Wednesday evening Star told me that he was planning to take the afternoon off for my birthday. (He's learned not to spring big surprises on me anymore --I seem to react better that way). Susie had arranged her schedule to keep Schuyler and the others would be in school.
Before we left on Thursday I asked, "should I bring a jacket?" He said we might want something even though it was a pretty morning.
For some reason I placed Grandma Hannah's old green and gold tweed coat over my arm. Then I grabbed my full bag of books, and we headed out. We drove south. We passed Provo, Springville, Covered Bridge canyon, past what remained of Thistle and Birdseye, and toward Fairview. I began reading Richard Peck's new book aloud, but we didn't get very far --too much to talk about --uninterrupted.
"Remember the time we drove to Montana together, and we came up with all kinds things we never knew about each other?" Star responded, "That was really fun. Do you want to play that now?"
Unfortunately I couldn't quite recall how the game was played or even all the things I'd learned about him because of it, but I knew that it had solidified things, marked another milestone in our marriage. On that trip he'd shown me the places he'd served as a missionary; he'd shared dreams that were more humble --deeper.
We were nearing Mt. Pleasant, "When you were very young, what did you want to be?" he asked. "A mother, and a teacher...until I was a teenager, then I wanted to be a lighthouse keeper. Even then though, I hoped for a family with several children ( just in thick wool sweaters and red galoshes). Later, in London, I began to imagine being a museum curator and living in big cities where so much culture was easily accessible, but mostly I'd wanted pretty small town stuff I guess."
It had begun to snow when we reached Manti. The temple stood -- towering over the little farming community. I remembered seeing it before us as we drove on that cold and rainy day in April of 1994. I was coming to receive my endowments. With me were my two older brothers, my parents, and this pale-blond boy whom I was engaged to. When we entered, I was greeted by smiling temple workers. They knew my name. They had been waiting for me.

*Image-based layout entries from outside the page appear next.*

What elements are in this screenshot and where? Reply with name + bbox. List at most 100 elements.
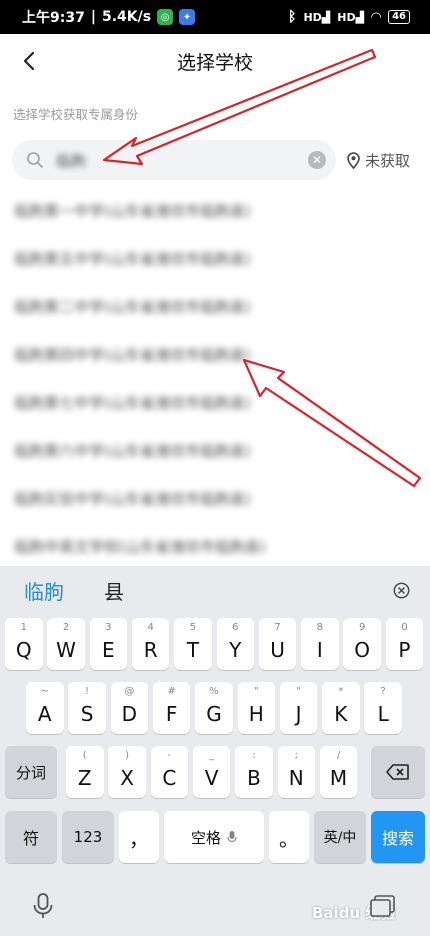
key-n[interactable]: ; N — [277, 746, 315, 798]
search-icon — [27, 152, 43, 168]
location-pin-icon — [347, 152, 360, 169]
key-char: W — [56, 638, 76, 662]
key-alt-char: ( — [82, 750, 87, 761]
key-alt-char: 7 — [274, 622, 281, 633]
key-alt-char: " — [296, 686, 301, 697]
key-char: V — [204, 766, 219, 790]
school-result-item[interactable]: 临朐中英文学校(山东省潍坊市临朐县) — [0, 522, 430, 570]
backspace-key[interactable] — [371, 746, 425, 798]
page-subtitle: 选择学校获取专属身份 — [13, 107, 139, 122]
search-query-text: 临朐 — [56, 151, 87, 170]
battery-indicator: 46 — [388, 10, 410, 24]
key-char: B — [247, 766, 261, 790]
key-x[interactable]: ) X — [108, 746, 146, 798]
key-i[interactable]: 8I — [301, 618, 339, 670]
fenci-key[interactable]: 分词 — [5, 746, 57, 798]
mic-small-icon — [227, 831, 237, 843]
key-g[interactable]: % G — [195, 682, 233, 734]
school-result-item[interactable]: 临朐第六中学(山东省潍坊市临朐县) — [0, 426, 430, 474]
key-z[interactable]: (Z — [66, 746, 104, 798]
key-alt-char: # — [167, 686, 176, 697]
school-search-input[interactable]: 临朐 ✕ — [12, 140, 336, 180]
key-j[interactable]: " J — [279, 682, 318, 734]
comma-key[interactable]: ， — [119, 811, 159, 863]
key-h[interactable]: " H — [237, 682, 275, 734]
microphone-icon[interactable] — [32, 892, 54, 920]
key-c[interactable]: -C — [150, 746, 189, 798]
school-result-list: 临朐第一中学(山东省潍坊市临朐县) 临朐第五中学(山东省潍坊市临朐县) 临朐第二… — [0, 186, 430, 570]
key-o[interactable]: 9O — [343, 618, 381, 670]
back-button[interactable] — [14, 46, 44, 76]
key-u[interactable]: 7U — [258, 618, 297, 670]
key-b[interactable]: :B — [235, 746, 273, 798]
key-char: Q — [15, 638, 32, 662]
key-a[interactable]: ~ A — [26, 682, 64, 734]
candidate-word[interactable]: 县 — [104, 576, 124, 605]
candidate-word[interactable]: 临朐 — [24, 576, 64, 605]
school-result-item[interactable]: 临朐第五中学(山东省潍坊市临朐县) — [0, 234, 430, 282]
location-button[interactable]: 未获取 — [347, 150, 410, 171]
keyboard-switch-icon[interactable] — [370, 894, 396, 918]
key-r[interactable]: 4R — [131, 618, 170, 670]
key-f[interactable]: # F — [152, 682, 191, 734]
key-v[interactable]: _ V — [192, 746, 231, 798]
symbol-key[interactable]: 符 — [5, 811, 57, 863]
key-alt-char: : — [252, 750, 256, 761]
key-alt-char: 3 — [105, 622, 112, 633]
key-char: D — [121, 702, 138, 726]
key-w[interactable]: 2W — [47, 618, 85, 670]
key-char: F — [165, 702, 178, 726]
school-name: 临朐第七中学(山东省潍坊市临朐县) — [14, 393, 251, 412]
key-alt-char: 0 — [401, 622, 408, 633]
key-d[interactable]: @ D — [110, 682, 149, 734]
key-char: S — [80, 702, 94, 726]
school-result-item[interactable]: 临朐实验中学(山东省潍坊市临朐县) — [0, 474, 430, 522]
key-char: N — [288, 766, 304, 790]
school-name: 临朐第五中学(山东省潍坊市临朐县) — [14, 249, 251, 268]
space-key[interactable]: 空格 — [164, 811, 264, 863]
key-alt-char: ! — [85, 686, 90, 697]
key-q[interactable]: 1Q — [5, 618, 43, 670]
location-status: 未获取 — [365, 152, 411, 170]
key-alt-char: " — [253, 686, 259, 697]
key-alt-char: - — [167, 750, 172, 761]
school-result-item[interactable]: 临朐第一中学(山东省潍坊市临朐县) — [0, 186, 430, 234]
period-key[interactable]: 。 — [269, 811, 309, 863]
network-speed: 5.4K/s — [101, 9, 152, 25]
key-m[interactable]: / M — [319, 746, 358, 798]
key-e[interactable]: 3E — [89, 618, 128, 670]
school-result-item[interactable]: 临朐第七中学(山东省潍坊市临朐县) — [0, 378, 430, 426]
key-char: C — [162, 766, 177, 790]
top-bar: 选择学校 — [0, 34, 430, 88]
key-char: O — [354, 638, 371, 662]
number-key[interactable]: 123 — [62, 811, 114, 863]
app-notification-icon: ✦ — [179, 9, 196, 25]
school-result-item[interactable]: 临朐第四中学(山东省潍坊市临朐县) — [0, 330, 430, 378]
key-s[interactable]: ! S — [68, 682, 106, 734]
status-time: 上午9:37 — [22, 10, 85, 26]
key-l[interactable]: ? L — [364, 682, 402, 734]
chevron-left-icon — [23, 51, 35, 71]
key-k[interactable]: * K — [322, 682, 360, 734]
key-alt-char: ? — [380, 686, 386, 697]
clear-search-button[interactable]: ✕ — [308, 151, 326, 169]
close-candidates-icon[interactable] — [393, 582, 410, 599]
key-y[interactable]: 6Y — [216, 618, 254, 670]
school-result-item[interactable]: 临朐第二中学(山东省潍坊市临朐县) — [0, 282, 430, 330]
page-title: 选择学校 — [176, 51, 253, 74]
key-t[interactable]: 5T — [174, 618, 212, 670]
search-key[interactable]: 搜索 — [371, 811, 425, 863]
key-char: I — [316, 638, 323, 662]
key-alt-char: % — [209, 686, 219, 697]
school-name: 临朐第二中学(山东省潍坊市临朐县) — [14, 297, 251, 316]
key-char: P — [398, 638, 411, 662]
school-name: 临朐第一中学(山东省潍坊市临朐县) — [14, 201, 251, 220]
school-name: 临朐第六中学(山东省潍坊市临朐县) — [14, 441, 251, 460]
keyboard-bottom-bar: Baidu 经验 — [0, 878, 430, 936]
key-char: A — [37, 702, 52, 726]
key-char: L — [377, 702, 389, 726]
key-alt-char: 1 — [20, 622, 27, 633]
key-p[interactable]: 0P — [385, 618, 424, 670]
language-switch-key[interactable]: 英/中 — [314, 811, 366, 863]
signal-icon-1: HD▟ — [303, 10, 331, 24]
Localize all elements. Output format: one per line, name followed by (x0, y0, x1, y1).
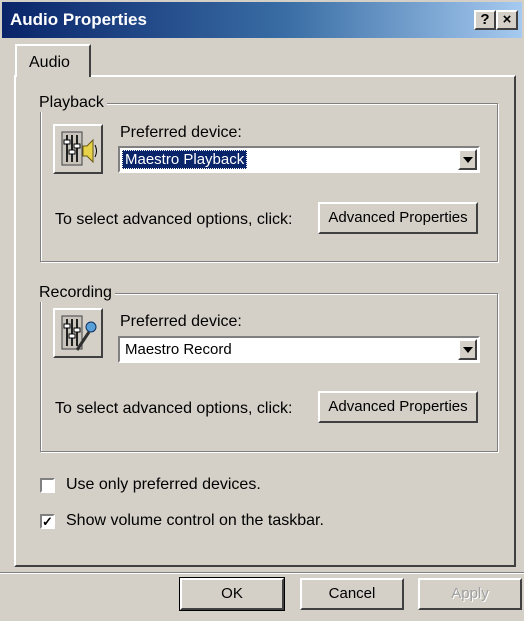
playback-device-value: Maestro Playback (122, 150, 248, 169)
show-volume-taskbar-label[interactable]: Show volume control on the taskbar. (66, 512, 324, 530)
tab-audio-label: Audio (29, 54, 70, 71)
use-preferred-only-checkbox[interactable] (40, 478, 55, 493)
help-button[interactable]: ? (474, 10, 496, 30)
microphone-mixer-icon (61, 315, 97, 351)
recording-icon-frame (53, 308, 103, 358)
use-preferred-only-label[interactable]: Use only preferred devices. (66, 476, 261, 494)
title-bar[interactable]: Audio Properties ? × (2, 2, 522, 38)
close-button[interactable]: × (496, 10, 518, 30)
recording-advanced-properties-button[interactable]: Advanced Properties (318, 391, 478, 423)
playback-preferred-label: Preferred device: (120, 124, 242, 141)
playback-advanced-text: To select advanced options, click: (55, 211, 293, 228)
playback-device-select[interactable]: Maestro Playback (118, 146, 480, 173)
recording-preferred-label: Preferred device: (120, 313, 242, 330)
recording-group-label: Recording (36, 284, 115, 302)
chevron-down-icon[interactable] (458, 149, 477, 170)
cancel-button[interactable]: Cancel (300, 578, 404, 610)
speaker-mixer-icon (61, 131, 97, 166)
bottom-separator (0, 572, 524, 574)
recording-group (40, 293, 498, 452)
playback-group (40, 103, 498, 262)
apply-button[interactable]: Apply (418, 578, 522, 610)
recording-device-value: Maestro Record (125, 341, 232, 358)
window-title: Audio Properties (10, 10, 147, 29)
show-volume-taskbar-checkbox[interactable]: ✓ (40, 514, 55, 529)
playback-advanced-properties-button[interactable]: Advanced Properties (318, 202, 478, 234)
recording-advanced-text: To select advanced options, click: (55, 400, 293, 417)
tab-audio[interactable]: Audio (15, 44, 91, 77)
ok-button[interactable]: OK (179, 577, 285, 611)
recording-device-select[interactable]: Maestro Record (118, 336, 480, 363)
playback-group-label: Playback (36, 94, 107, 112)
audio-properties-dialog: Audio Properties ? × Audio Playback Pref… (0, 0, 524, 621)
playback-icon-frame (53, 124, 103, 174)
chevron-down-icon[interactable] (458, 339, 477, 360)
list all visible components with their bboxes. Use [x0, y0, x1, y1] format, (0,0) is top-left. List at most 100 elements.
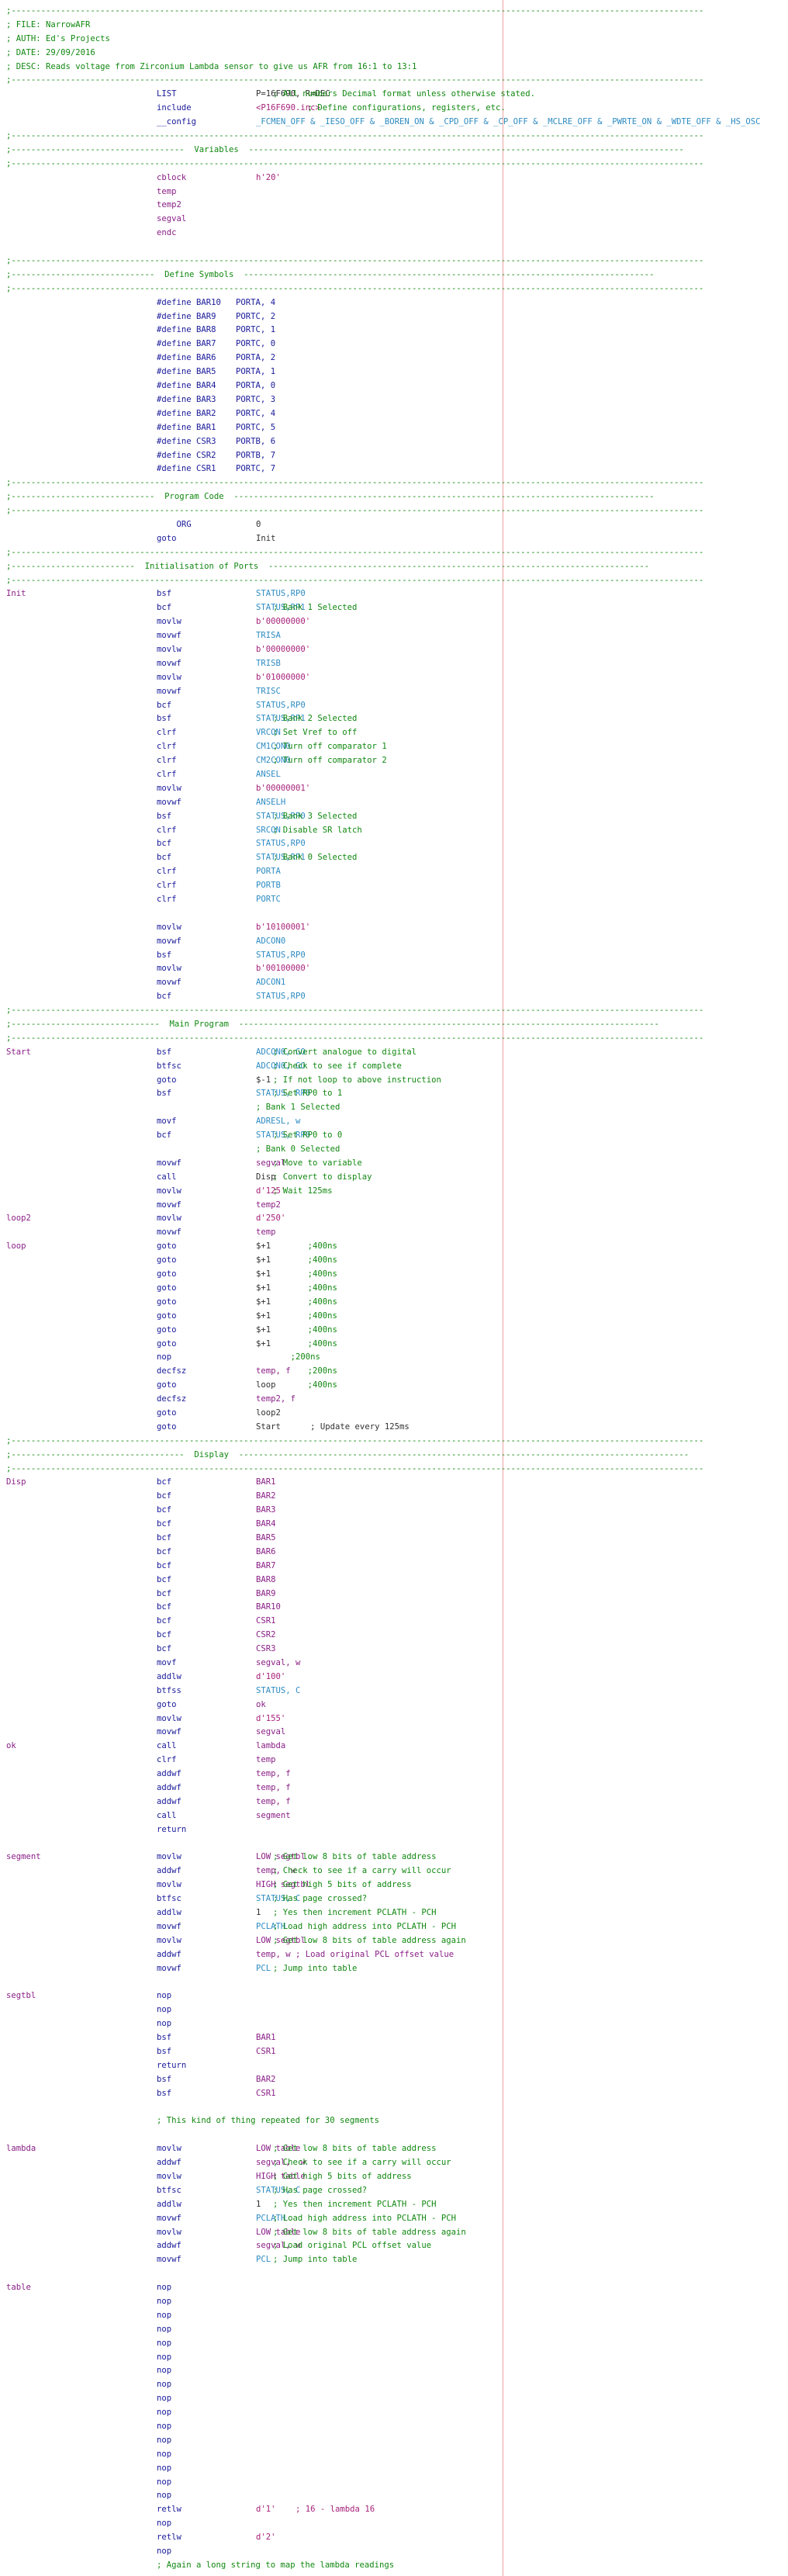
code-mnemonic: bsf [157, 589, 172, 599]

We pulled up to the historic city hall to ask for a map (we'd missed the turn off to Spring City). Star opened my door for me. It had become quite chilly. He helped me into Grandma's coat. As we neared the door, I caught my reflection in the glass. Something reminded me of her... my profile? My long face? We went in and looked at the photographs of old barns on the wall. A young man came out of his office and welcomed us to Sanpete County; where were we from? He unlocked doors, told us the stories of how they'd come to renovate the building, and invited us to look around upstairs and wherever we'd like. He suggested visiting a little fudge shop further up on main street, and offered us a coupon they normally give out just during pageant season in June.
The candy shop was warm and smelled heavenly. The walls were lined with red painted old apothecary shelves --just like in the movie "It's a Wonderful Life" or "Our Town." In preparation for St. Patrick's Day, much of their displays had been dipped in green: green chocolate pretzels, popcorn, Oreos, Nutter-butters. The owner was working in the back and came out to meet us. She seemed delighted to redeem our little gift certificate and offered all kinds of free goodies. The scent of chocolate reminded me of my Aunt Millie. Whenever we'd visit her tiny kitchen, it seemed she'd just finished creating something wonderfully chocolate and pale green. According to Mom's stories, Grandma Aggie (a chocolate dipper like her sister) would have smelled like this shop I mused.
After a tour of her kitchen and stories of how the business had come to be, we stepped out into a real snow storm. I pushed my hands deep into the pockets of Grandma's coat. My right hand felt something small and square wrapped in paper. I brought it out and felt full. It was half a piece of trident gum --the only kind Grandma ever kept. Her car and purse always had the faint odor of trident gum and lightly perfumed powder.
To be honest, I have been reticent about being closer to forty than thirty. I have wondered if I have accomplished anything of real value. But as I held Star's familiar hand while he navigated back slowly through the blizzard, listening to him dream about our future as missionaries and grandparents, my other hand fingering the tightly wrapped piece of gum still in my pocket, I have to acknowledge that most of what I've wished for has come true. I am not a lighthouse keeper --standing sentinel against the storms; I do not give daily tours about the great artists of the past and ride the tube to work at the famous museums of the world.
But I am a teacher and a mother, a wife and a daughter, a sister and a friend --much like my grandmothers before me.
And perhaps recognizing that --on my 36th birthday is a milestone worth marking.